Abigail racconta anche che i dipendenti devono lavorare così tanto che questo ha delle conseguenze per la loro salute. Abigail è originaria del Ghana e lavora al Royal London da sei anni. Nella prima settimana di lavoro per la Serco ha cominciato ad avere problemi di salute. Si è fatta male alla schiena e ai fianchi pulendo i letti dei pazienti. Ha la mano gonfia a forza di passare lo straccio. Solo quando, la settimana scorsa, è intervenuto il sindacato Unite, Abigail non aveva nemmeno gli utensili giusti per lavorare: non fornire gli attrezzi adeguati significa un risparmio per l’azienda. Quando ha dovuto andare dal medico per farsi controllare la mano, ha avuto il permesso dall’azienda ma ha dovuto comunque prendere un giorno di ferie.

Margaret ha gli stessi problemi fisici di Abigail. Altri colleghi hanno tendiniti, dolori alle articolazioni e cisti a causa delle abrasioni. Per non parlare di tutte le conseguenze dello stress e della sua somatizzazione. Quando torna a casa spesso non ha nemmeno le forze per giocare con i figli e aiutarli con i compiti a casa. Si addormenta e basta. Per alcuni lavoratori, inoltre, l’occupazione che hanno non è sufficiente per vivere, nonostante siano dipendenti a tempo pieno. Alcuni devono fare due o tre lavori contemporaneamente per mantenere la propria famiglia. Arrivano all’ospedale alle 7, lavorano per 8 ore, e poi alle 17 ricominciano a lavorare da un’altra parte. Abigail, quando può, fa gli straordinari durante il fine settimana e lavora come parrucchiera fra un turno e l’altro.

Nella lotta per i diritti di questi lavoratori è subentrato Unite, il più grande sindacato di Gran Bretagna e Irlanda (affiliato al Labour). A marzo i lavoratori hanno inviato la richiesta di aumento di salario orario di 30 pence, che consentirebbe di coprire i costi crescenti del tragitto casa-lavoro e dell’inflazione generale. La Serco, che nel 2016 ha registrato profitti per più di 82 milioni di sterline, ha rifiutato categoricamente la richiesta. Il loro amministratore delegato, Rupert Soames, guadagna 2 milioni l’anno, esclusi i bonus.

Il 21 giugno i lavoratori degli ospedali di Whipps Cross, Mile End, Royal London e St Bartholomew hanno partecipato a un referendum e il 99% di coloro che hanno votato si è espresso a favore dello sciopero. Lo sciopero è iniziato martedì scorso e finirà oggi. Ma la mobilitazione proseguirà ancora, per sette giorni, dall’11 luglio e poi ci sarà un altro sciopero di due settimane che avrà inizio il 25 luglio. Altre azioni sindacali sono previste ad agosto e settembre.

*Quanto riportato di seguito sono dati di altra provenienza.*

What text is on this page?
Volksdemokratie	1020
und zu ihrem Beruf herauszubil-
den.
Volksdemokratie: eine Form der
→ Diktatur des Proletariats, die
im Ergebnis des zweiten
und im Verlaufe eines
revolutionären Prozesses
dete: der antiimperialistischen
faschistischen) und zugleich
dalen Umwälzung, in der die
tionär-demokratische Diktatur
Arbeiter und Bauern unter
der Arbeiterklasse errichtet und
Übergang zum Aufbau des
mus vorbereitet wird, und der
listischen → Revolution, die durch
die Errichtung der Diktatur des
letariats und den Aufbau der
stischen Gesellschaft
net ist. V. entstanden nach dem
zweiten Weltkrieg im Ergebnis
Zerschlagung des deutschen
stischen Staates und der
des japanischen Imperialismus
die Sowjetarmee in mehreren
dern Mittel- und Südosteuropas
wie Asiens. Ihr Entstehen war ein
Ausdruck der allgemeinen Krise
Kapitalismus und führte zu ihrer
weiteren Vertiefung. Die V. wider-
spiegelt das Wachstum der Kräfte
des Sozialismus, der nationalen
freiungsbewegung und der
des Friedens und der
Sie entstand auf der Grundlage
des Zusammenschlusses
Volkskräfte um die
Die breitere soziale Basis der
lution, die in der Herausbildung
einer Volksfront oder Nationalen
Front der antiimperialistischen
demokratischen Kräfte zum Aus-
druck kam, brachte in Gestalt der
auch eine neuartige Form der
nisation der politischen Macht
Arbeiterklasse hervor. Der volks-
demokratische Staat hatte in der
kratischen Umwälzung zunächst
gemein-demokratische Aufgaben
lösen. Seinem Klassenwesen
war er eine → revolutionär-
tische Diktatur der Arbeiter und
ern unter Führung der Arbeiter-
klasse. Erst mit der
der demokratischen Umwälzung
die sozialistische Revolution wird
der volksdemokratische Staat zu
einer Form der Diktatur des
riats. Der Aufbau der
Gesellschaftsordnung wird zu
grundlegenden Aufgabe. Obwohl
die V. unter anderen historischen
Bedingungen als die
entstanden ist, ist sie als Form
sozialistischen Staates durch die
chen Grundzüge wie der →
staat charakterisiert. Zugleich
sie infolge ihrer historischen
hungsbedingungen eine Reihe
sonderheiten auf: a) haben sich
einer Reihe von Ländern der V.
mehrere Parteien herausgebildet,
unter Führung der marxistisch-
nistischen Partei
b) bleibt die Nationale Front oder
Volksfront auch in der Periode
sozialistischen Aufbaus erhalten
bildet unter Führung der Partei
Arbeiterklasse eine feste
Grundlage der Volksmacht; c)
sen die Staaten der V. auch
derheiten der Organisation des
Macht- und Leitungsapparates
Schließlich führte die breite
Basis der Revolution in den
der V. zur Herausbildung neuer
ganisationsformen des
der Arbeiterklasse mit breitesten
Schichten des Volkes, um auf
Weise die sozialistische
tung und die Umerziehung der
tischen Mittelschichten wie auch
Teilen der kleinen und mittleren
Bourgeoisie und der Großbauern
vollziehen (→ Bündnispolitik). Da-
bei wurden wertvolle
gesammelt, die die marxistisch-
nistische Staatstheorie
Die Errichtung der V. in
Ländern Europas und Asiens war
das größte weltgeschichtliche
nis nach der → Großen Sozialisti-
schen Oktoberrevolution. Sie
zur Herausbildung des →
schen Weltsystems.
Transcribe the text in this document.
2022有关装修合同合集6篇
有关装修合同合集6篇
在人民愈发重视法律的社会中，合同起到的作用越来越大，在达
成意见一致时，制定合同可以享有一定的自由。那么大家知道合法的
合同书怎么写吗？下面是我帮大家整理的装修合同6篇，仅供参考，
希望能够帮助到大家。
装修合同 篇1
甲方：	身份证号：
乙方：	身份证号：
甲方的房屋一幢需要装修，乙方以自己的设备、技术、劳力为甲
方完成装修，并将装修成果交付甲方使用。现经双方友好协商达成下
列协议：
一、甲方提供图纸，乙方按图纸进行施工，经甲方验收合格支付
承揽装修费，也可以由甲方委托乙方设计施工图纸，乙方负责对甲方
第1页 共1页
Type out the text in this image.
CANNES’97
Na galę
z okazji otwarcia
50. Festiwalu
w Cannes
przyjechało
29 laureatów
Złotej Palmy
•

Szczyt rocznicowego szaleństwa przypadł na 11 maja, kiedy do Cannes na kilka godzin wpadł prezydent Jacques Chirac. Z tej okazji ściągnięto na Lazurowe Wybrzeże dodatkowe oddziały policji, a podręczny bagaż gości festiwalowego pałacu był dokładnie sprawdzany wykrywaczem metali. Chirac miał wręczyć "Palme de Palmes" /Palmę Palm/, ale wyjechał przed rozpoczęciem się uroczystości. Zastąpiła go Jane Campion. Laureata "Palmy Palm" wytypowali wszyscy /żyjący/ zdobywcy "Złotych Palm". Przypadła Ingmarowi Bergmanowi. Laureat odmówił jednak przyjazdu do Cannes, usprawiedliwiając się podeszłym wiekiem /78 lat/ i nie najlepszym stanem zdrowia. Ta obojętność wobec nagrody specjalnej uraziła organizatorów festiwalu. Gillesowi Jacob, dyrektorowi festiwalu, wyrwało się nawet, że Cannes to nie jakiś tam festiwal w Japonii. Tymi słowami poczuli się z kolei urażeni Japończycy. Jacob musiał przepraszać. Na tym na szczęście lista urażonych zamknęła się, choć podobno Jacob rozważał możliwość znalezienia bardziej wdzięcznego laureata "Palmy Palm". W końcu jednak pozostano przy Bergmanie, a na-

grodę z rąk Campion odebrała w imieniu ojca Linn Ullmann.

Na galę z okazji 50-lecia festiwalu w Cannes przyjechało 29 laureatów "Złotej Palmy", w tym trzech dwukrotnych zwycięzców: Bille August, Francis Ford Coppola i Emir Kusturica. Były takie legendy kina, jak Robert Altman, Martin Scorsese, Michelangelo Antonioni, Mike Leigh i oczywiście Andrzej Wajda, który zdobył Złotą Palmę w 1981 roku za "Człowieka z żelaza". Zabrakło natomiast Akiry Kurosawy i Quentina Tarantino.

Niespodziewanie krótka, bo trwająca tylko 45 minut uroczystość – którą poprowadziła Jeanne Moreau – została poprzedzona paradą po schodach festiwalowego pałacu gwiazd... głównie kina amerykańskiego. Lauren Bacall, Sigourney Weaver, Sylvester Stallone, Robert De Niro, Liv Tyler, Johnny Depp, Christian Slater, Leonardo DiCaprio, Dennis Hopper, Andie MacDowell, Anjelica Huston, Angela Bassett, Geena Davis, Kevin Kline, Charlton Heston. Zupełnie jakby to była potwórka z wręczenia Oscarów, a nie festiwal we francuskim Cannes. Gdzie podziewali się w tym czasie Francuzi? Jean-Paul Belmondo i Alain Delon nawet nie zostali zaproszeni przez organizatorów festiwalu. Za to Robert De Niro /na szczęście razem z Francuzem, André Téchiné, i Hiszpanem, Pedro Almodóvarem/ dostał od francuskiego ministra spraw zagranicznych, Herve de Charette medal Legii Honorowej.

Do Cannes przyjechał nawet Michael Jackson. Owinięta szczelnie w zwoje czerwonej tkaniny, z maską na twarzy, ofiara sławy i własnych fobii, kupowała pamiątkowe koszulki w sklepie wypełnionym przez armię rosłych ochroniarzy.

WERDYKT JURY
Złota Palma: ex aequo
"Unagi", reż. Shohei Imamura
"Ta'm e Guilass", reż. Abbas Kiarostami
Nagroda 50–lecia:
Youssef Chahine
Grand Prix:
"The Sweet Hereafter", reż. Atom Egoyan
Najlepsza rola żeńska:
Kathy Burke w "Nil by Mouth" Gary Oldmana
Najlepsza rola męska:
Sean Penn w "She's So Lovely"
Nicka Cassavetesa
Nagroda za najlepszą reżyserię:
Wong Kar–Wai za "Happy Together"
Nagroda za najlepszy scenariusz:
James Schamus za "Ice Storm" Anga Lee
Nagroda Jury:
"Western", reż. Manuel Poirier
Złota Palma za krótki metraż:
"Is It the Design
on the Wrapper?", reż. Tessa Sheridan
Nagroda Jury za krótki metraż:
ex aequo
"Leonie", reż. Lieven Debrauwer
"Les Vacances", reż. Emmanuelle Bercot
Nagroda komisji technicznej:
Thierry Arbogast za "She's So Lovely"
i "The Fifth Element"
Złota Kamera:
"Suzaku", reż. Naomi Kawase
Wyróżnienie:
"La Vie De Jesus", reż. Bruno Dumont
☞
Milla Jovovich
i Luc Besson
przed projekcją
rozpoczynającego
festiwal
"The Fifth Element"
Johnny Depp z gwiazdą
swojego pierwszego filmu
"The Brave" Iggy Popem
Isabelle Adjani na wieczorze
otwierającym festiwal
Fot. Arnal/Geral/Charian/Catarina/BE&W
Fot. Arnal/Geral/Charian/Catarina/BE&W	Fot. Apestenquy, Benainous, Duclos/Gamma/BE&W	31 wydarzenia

Le esternalizzazioni sono ormai la norma nel settore pubblico e a pagarne le conseguenze sono i lavoratori dai salari bassi, già sfruttati, che si vedono portare via i diritti più basilari: ferie, malattia, condizioni di lavoro sicure e un salario decente. I “costi sono troppo alti”. Bisogna essere “efficienti”, bisogna “tagliare le spese”. Scrive Frances Ryan sul Guardian: «Quando i servizi pubblici diventano una fonte di profitto, i lavoratori come Abigail vengono visti come facili guadagni – soprattutto quando si tratta di donne della working class, di colore e immigrate. Ma queste donne hanno cominciato a organizzarsi. La protesta che è iniziata in una mensa al quinto piano si è trasformata in un’estate di attivismo. È proprio grazie a una recente azione sindacale collettiva all’University of London che gli addetti alle pulizie, custodi e addetti alla sicurezza hanno ottenuto gli stessi diritti dei loro colleghi direttamente impiegati». Perché, conclude Abigail: «Da soli siamo fragili. Uniti siamo forti».